Long time readers of this blog know that I often complain how courts do not seem to take the problem of prosecutorial misconduct seriously. (Go here and scroll down for all my posts on the subject of prosecutorial misconduct.) Last October, however, I posted a story (which I started with that same first sentence) about how "luckily, there is one court that is doing its part: the Court of Appeals for the Ninth Circuit." In that story, I wrote about an oral argument (the story has a video of it) and a recent opinion.
Unfortunately, the latest on the subject from that court is not so encouraging. Last month it was reported that the court voted overwhelmingly to deny a rehearing in United States v. Olsen, 704 F.3d 1172, 1177 (9th Cir. 2013), a case where the Justice Department failed to fully disclose exculpatory evidence. Chief Judge Kozinski (joined by four other judges), however, issued a dissenting opinion opposing the denial of the rehearing. He begins the opinion with a sentiment I have been repeating for as long as I have been commenting on prosecutorial misconduct: “There is an epidemic of Brady violations abroad in the land. Only judges can put a stop to it.” The dissenting Opinion is available here.

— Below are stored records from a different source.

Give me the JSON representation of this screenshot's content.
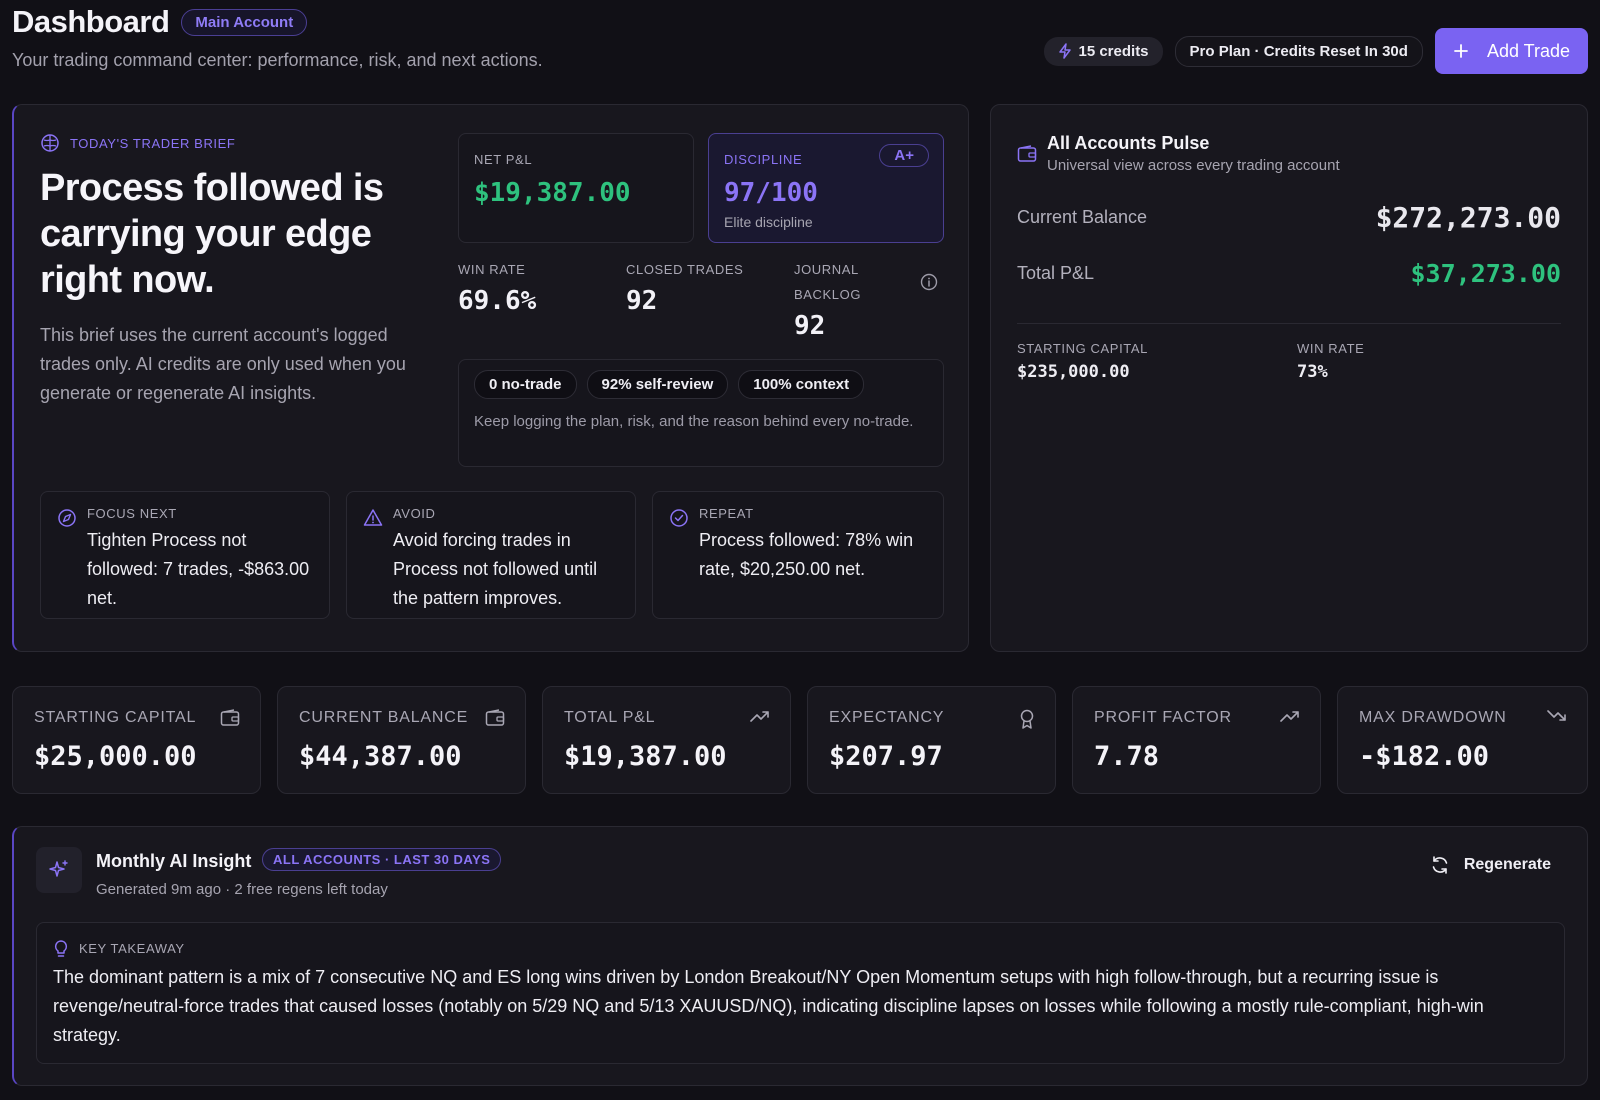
{
  "header": {
    "title": "Dashboard",
    "account_badge": "Main Account",
    "subtitle": "Your trading command center: performance, risk, and next actions.",
    "credits": "15 credits",
    "plan": "Pro Plan · Credits Reset In 30d",
    "add_trade_label": "Add Trade"
  },
  "brief": {
    "tag": "TODAY'S TRADER BRIEF",
    "headline": "Process followed is carrying your edge right now.",
    "body": "This brief uses the current account's logged trades only. AI credits are only used when you generate or regenerate AI insights.",
    "net_pl": {
      "label": "NET P&L",
      "value": "$19,387.00"
    },
    "discipline": {
      "label": "DISCIPLINE",
      "grade": "A+",
      "value": "97/100",
      "sub": "Elite discipline"
    },
    "stats": [
      {
        "label": "WIN RATE",
        "value": "69.6%"
      },
      {
        "label": "CLOSED TRADES",
        "value": "92"
      },
      {
        "label": "JOURNAL BACKLOG",
        "value": "92"
      }
    ],
    "chips": [
      "0 no-trade",
      "92% self-review",
      "100% context"
    ],
    "context_text": "Keep logging the plan, risk, and the reason behind every no-trade.",
    "focus": [
      {
        "label": "FOCUS NEXT",
        "text": "Tighten Process not followed: 7 trades, -$863.00 net."
      },
      {
        "label": "AVOID",
        "text": "Avoid forcing trades in Process not followed until the pattern improves."
      },
      {
        "label": "REPEAT",
        "text": "Process followed: 78% win rate, $20,250.00 net."
      }
    ]
  },
  "pulse": {
    "title": "All Accounts Pulse",
    "subtitle": "Universal view across every trading account",
    "current_balance_label": "Current Balance",
    "current_balance": "$272,273.00",
    "total_pl_label": "Total P&L",
    "total_pl": "$37,273.00",
    "starting_capital_label": "STARTING CAPITAL",
    "starting_capital": "$235,000.00",
    "win_rate_label": "WIN RATE",
    "win_rate": "73%"
  },
  "kpis": [
    {
      "label": "STARTING CAPITAL",
      "value": "$25,000.00",
      "icon": "wallet-icon",
      "tone": "neutral"
    },
    {
      "label": "CURRENT BALANCE",
      "value": "$44,387.00",
      "icon": "wallet-icon",
      "tone": "neutral"
    },
    {
      "label": "TOTAL P&L",
      "value": "$19,387.00",
      "icon": "trending-up-icon",
      "tone": "positive"
    },
    {
      "label": "EXPECTANCY",
      "value": "$207.97",
      "icon": "award-icon",
      "tone": "positive"
    },
    {
      "label": "PROFIT FACTOR",
      "value": "7.78",
      "icon": "trending-up-icon",
      "tone": "positive"
    },
    {
      "label": "MAX DRAWDOWN",
      "value": "-$182.00",
      "icon": "trending-down-icon",
      "tone": "negative"
    }
  ],
  "insight": {
    "title": "Monthly AI Insight",
    "badge": "ALL ACCOUNTS · LAST 30 DAYS",
    "generated": "Generated 9m ago · 2 free regens left today",
    "regenerate_label": "Regenerate",
    "takeaway_label": "KEY TAKEAWAY",
    "takeaway": "The dominant pattern is a mix of 7 consecutive NQ and ES long wins driven by London Breakout/NY Open Momentum setups with high follow-through, but a recurring issue is revenge/neutral-force trades that caused losses (notably on 5/29 NQ and 5/13 XAUUSD/NQ), indicating discipline lapses on losses while following a mostly rule-compliant, high-win strategy."
  },
  "colors": {
    "accent": "#7a63f2",
    "positive": "#2ec27e",
    "negative": "#ef4444",
    "background": "#111016",
    "card": "#18171e"
  }
}
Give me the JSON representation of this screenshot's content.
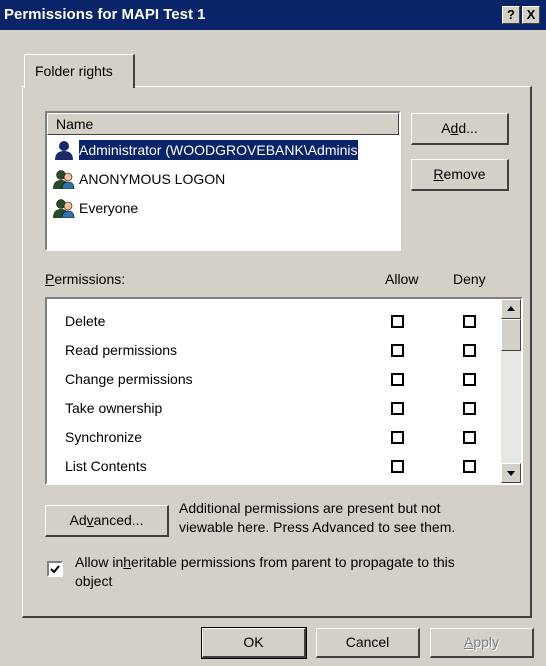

The case and the opinion by Kozinski have generated much commentary. For more information and comments go to: Jonathan Turley, Seeking Justice, The Legal Ethics Forum, Seeking Justice, again, Huffington Post, The Los Angeles Times, and The New York Times,
The underlying problems in this case, like in so many others, deal with two related issues: the extent to which a prosecutor has a duty to disclose material to the defendant and how to determine if a conviction should be reversed because of Brady violations. Typically, courts will say that, under Brady, prosecutors have a duty to disclose evidence that is favorable and material. Many jurisdictions, and the ABA, have adopted rules that impose a broader duty to disclose; others have denied that the rules impose a broader duty.
In this particular case, the Circuit Court found that the information in question was evidence favorable to the defendant and that it had not been turned over to the defendant's attorneys, but the court also determined that the evidence wasn't material. And, having decided that the evidence wasn't material, the court did not decide whether the prosecutor engaged in misconduct.
To this, Kozinski reacted as follows: "The panel's ruling is not just wrong, it is dangerously broad, carrying far-reaching implications for the administration of criminal justice. It effectively announces that the prosecution need not produce exculpatory or impeaching evidence so long as it's possible the defendant would've been convicted anyway. This will send a clear signal to prosecutors that, when a case is close, it's best to hide evidence helpful to the defense, as there will be a fair chance reviewing courts will look the other way, as happened here."
This is a very important issue and I am going to take the chance here to predict that it will one of the hottest topics in Professional Responsibility circles this coming year.